The post below is probably the most profound ever posted in this or any other local forum with every sentence loaded to the brim. You got to be more than a digit in this country.
If you already not in the public space enabling progress, you got to be out there. I suspect you are already out there.
I might not agree with some of your views but that bloody mind of yours is razor sharp.
This is the thing that I can't understand about Singapore. We pay big bucks to journalists and academics as political and social commentators but substance is generally mediocre and creative thinking zilch. I have seen such minds in the corporate world and in the international arena. The exception being one economist and one socioloist in NUS.

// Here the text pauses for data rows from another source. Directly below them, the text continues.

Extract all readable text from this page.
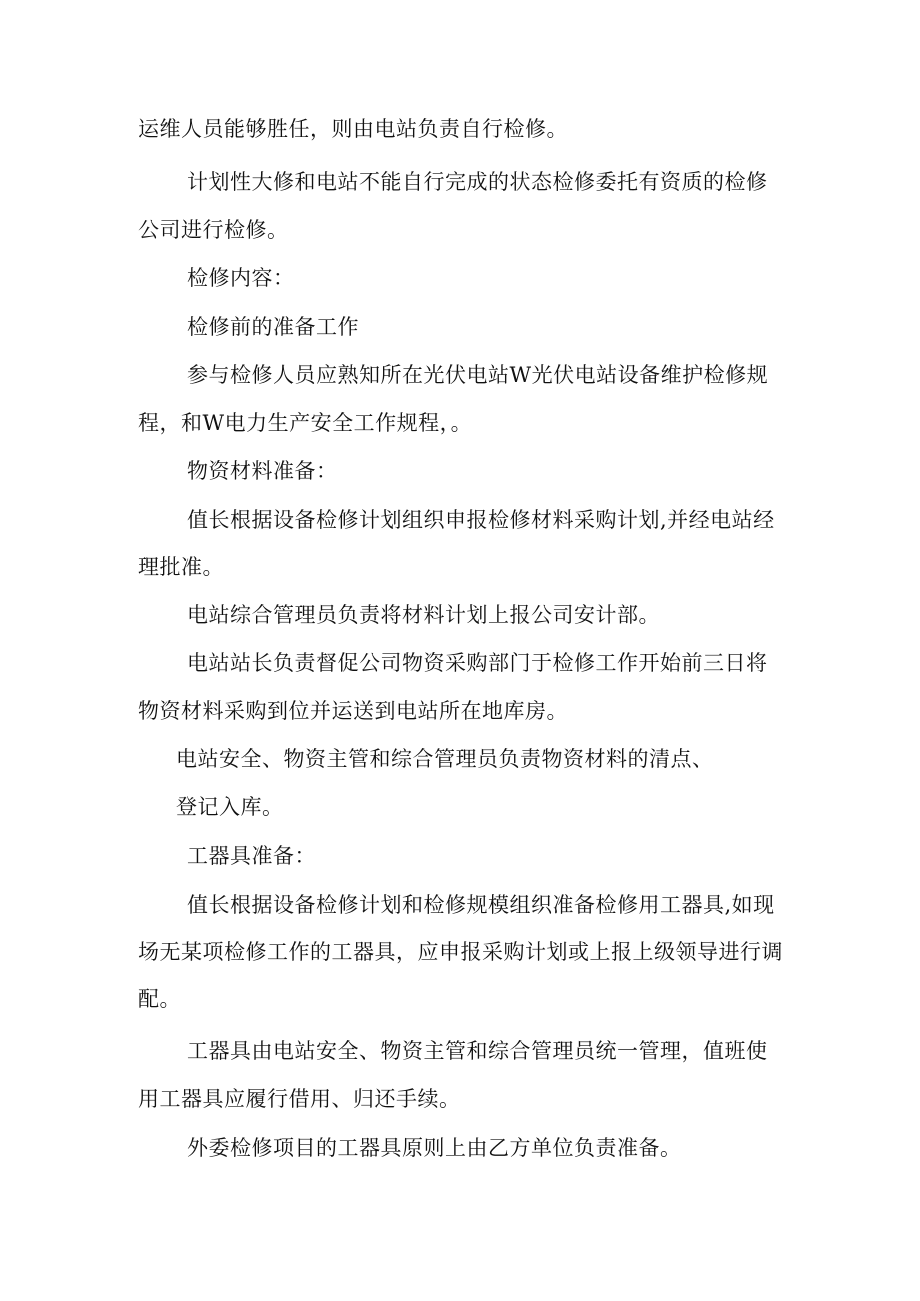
运维人员能够胜任，则由电站负责自行检修。
计划性大修和电站不能自行完成的状态检修委托有资质的检修
公司进行检修。
检修内容：
检修前的准备工作
参与检修人员应熟知所在光伏电站W光伏电站设备维护检修规
程，和W电力生产安全工作规程，。
物资材料准备：
值长根据设备检修计划组织申报检修材料采购计划,并经电站经
理批准。
电站综合管理员负责将材料计划上报公司安计部。
电站站长负责督促公司物资采购部门于检修工作开始前三日将
物资材料采购到位并运送到电站所在地库房。
电站安全、物资主管和综合管理员负责物资材料的清点、
登记入库。
工器具准备：
值长根据设备检修计划和检修规模组织准备检修用工器具,如现
场无某项检修工作的工器具，应申报采购计划或上报上级领导进行调
配。
工器具由电站安全、物资主管和综合管理员统一管理，值班使
用工器具应履行借用、归还手续。
外委检修项目的工器具原则上由乙方单位负责准备。
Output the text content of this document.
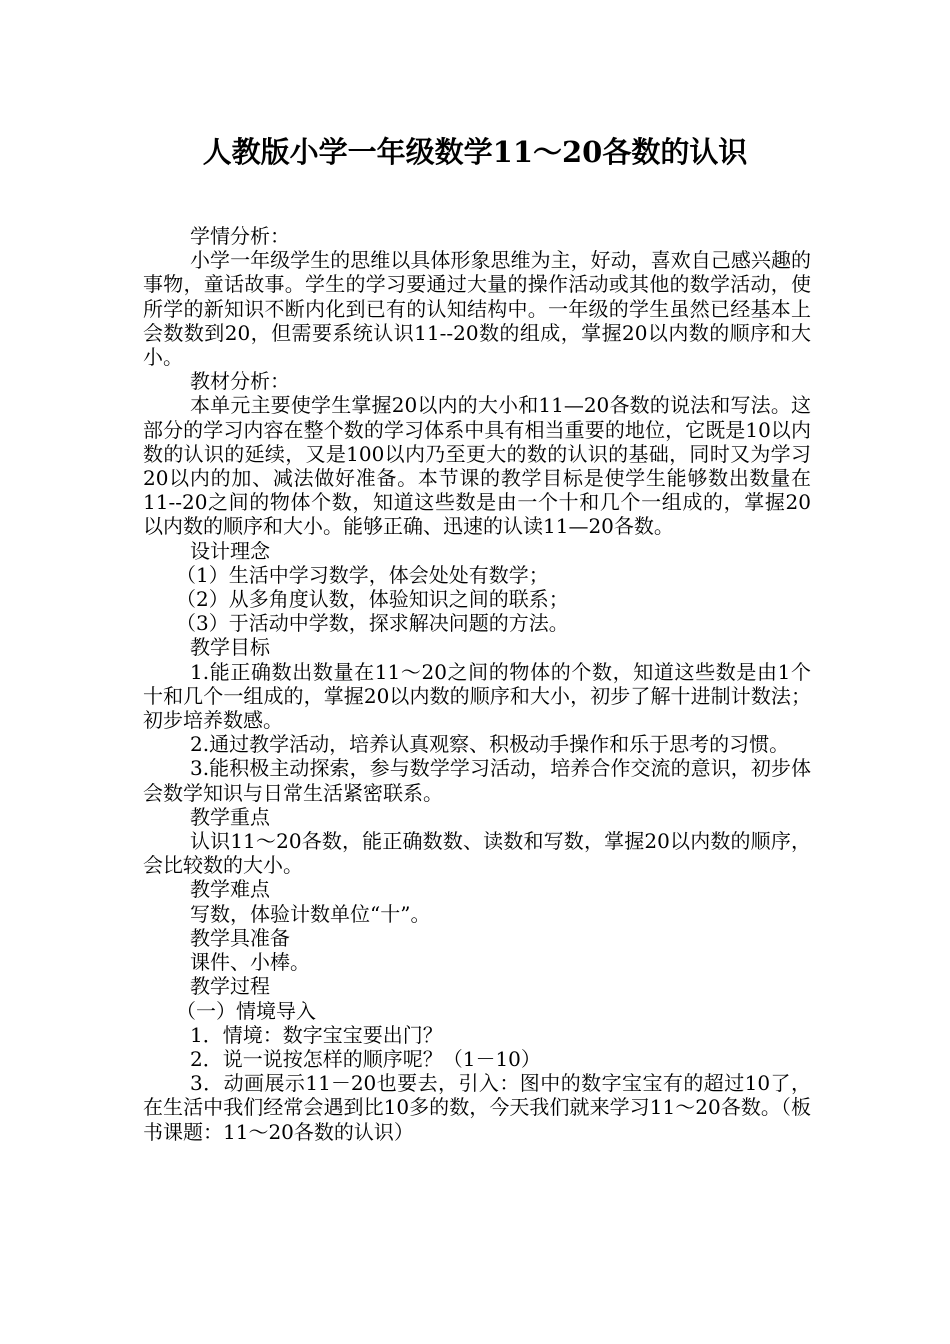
人教版小学一年级数学11～20各数的认识

学情分析：

小学一年级学生的思维以具体形象思维为主，好动，喜欢自己感兴趣的事物，童话故事。学生的学习要通过大量的操作活动或其他的数学活动，使所学的新知识不断内化到已有的认知结构中。一年级的学生虽然已经基本上会数数到20，但需要系统认识11--20数的组成，掌握20以内数的顺序和大小。

教材分析：

本单元主要使学生掌握20以内的大小和11—20各数的说法和写法。这部分的学习内容在整个数的学习体系中具有相当重要的地位，它既是10以内数的认识的延续，又是100以内乃至更大的数的认识的基础，同时又为学习20以内的加、减法做好准备。本节课的教学目标是使学生能够数出数量在11--20之间的物体个数，知道这些数是由一个十和几个一组成的，掌握20以内数的顺序和大小。能够正确、迅速的认读11—20各数。

设计理念

（1）生活中学习数学，体会处处有数学；

（2）从多角度认数，体验知识之间的联系；

（3）于活动中学数，探求解决问题的方法。

教学目标

1.能正确数出数量在11～20之间的物体的个数，知道这些数是由1个十和几个一组成的，掌握20以内数的顺序和大小，初步了解十进制计数法；初步培养数感。

2.通过教学活动，培养认真观察、积极动手操作和乐于思考的习惯。

3.能积极主动探索，参与数学学习活动，培养合作交流的意识，初步体会数学知识与日常生活紧密联系。

教学重点

认识11～20各数，能正确数数、读数和写数，掌握20以内数的顺序，会比较数的大小。

教学难点

写数，体验计数单位“十”。

教学具准备

课件、小棒。

教学过程

（一）情境导入

1．情境：数字宝宝要出门？

2．说一说按怎样的顺序呢？（1－10）

3．动画展示11－20也要去，引入：图中的数字宝宝有的超过10了，在生活中我们经常会遇到比10多的数，今天我们就来学习11～20各数。（板书课题：11～20各数的认识）
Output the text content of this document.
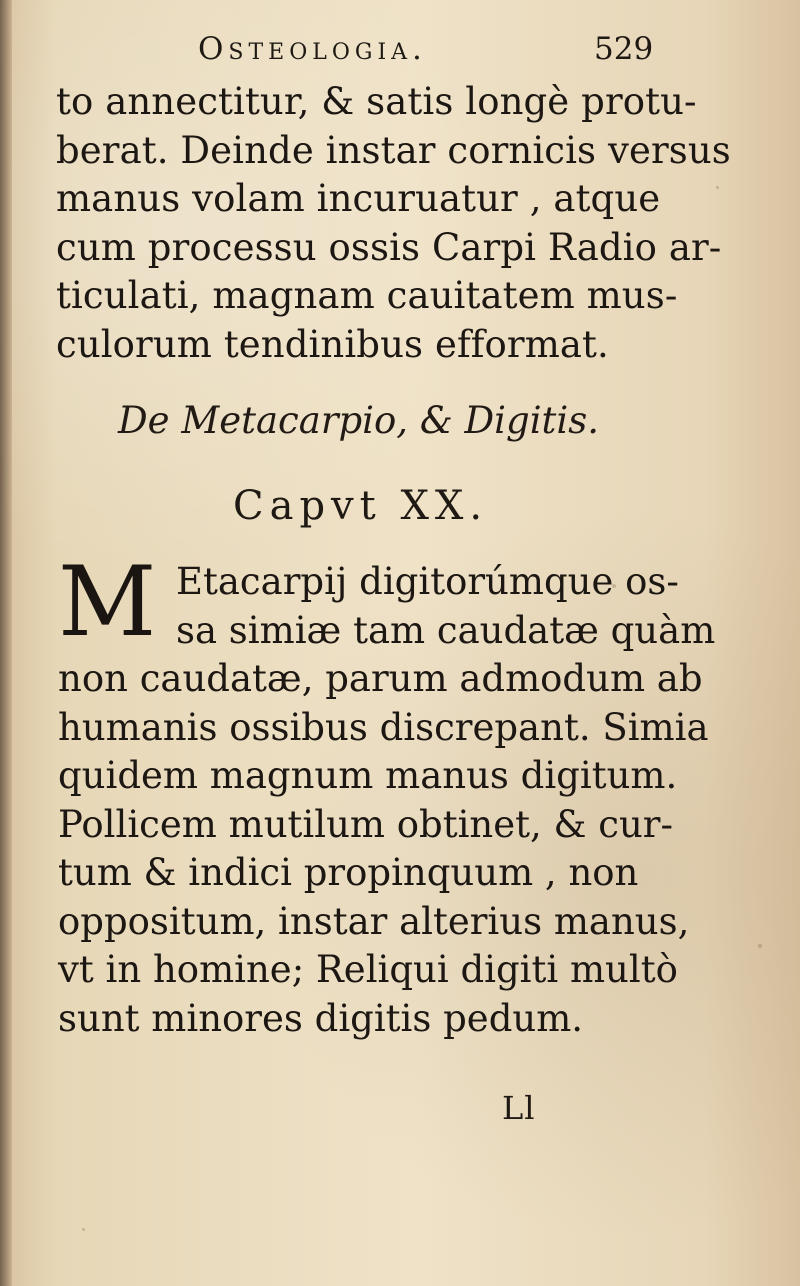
Osteologia.	529
to annectitur, & satis longè protu-
berat. Deinde instar cornicis versus
manus volam incuruatur , atque
cum processu ossis Carpi Radio ar-
ticulati, magnam cauitatem mus-
culorum tendinibus efformat.
De Metacarpio, & Digitis.
Capvt XX.
M Etacarpij digitorúmque os-
sa simiæ tam caudatæ quàm
non caudatæ, parum admodum ab
humanis ossibus discrepant. Simia
quidem magnum manus digitum.
Pollicem mutilum obtinet, & cur-
tum & indici propinquum , non
oppositum, instar alterius manus,
vt in homine; Reliqui digiti multò
sunt minores digitis pedum.
Ll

I however had chats with some good minds but their brilliance seem to come forth when we chat in the canteen during lunch or when it is time for a tipple after a dinner engagement. Not sure if its culture or avoiding conflict.
As the Marxist critic Louis Althusser said, the family is one of the ideological state apparatuses. (Education system is another.)
Nothing quite like a strong family institution (with all the hierarchy and fixed gender roles) to bring society in line, to provide constraints to people's behaviour. Governments rely on it all the time to keep society in check.
Fixed/restricted gender roles are crucial to the proper functioning of families.
The family is also the centre of capital accumulation. So it's central to the nation's prosperity. Women leaving men and being single mothers dissipates both family and national wealth. Singapore's nation-building went hand in hand with stamping out polygamy and developing the nuclear family unit.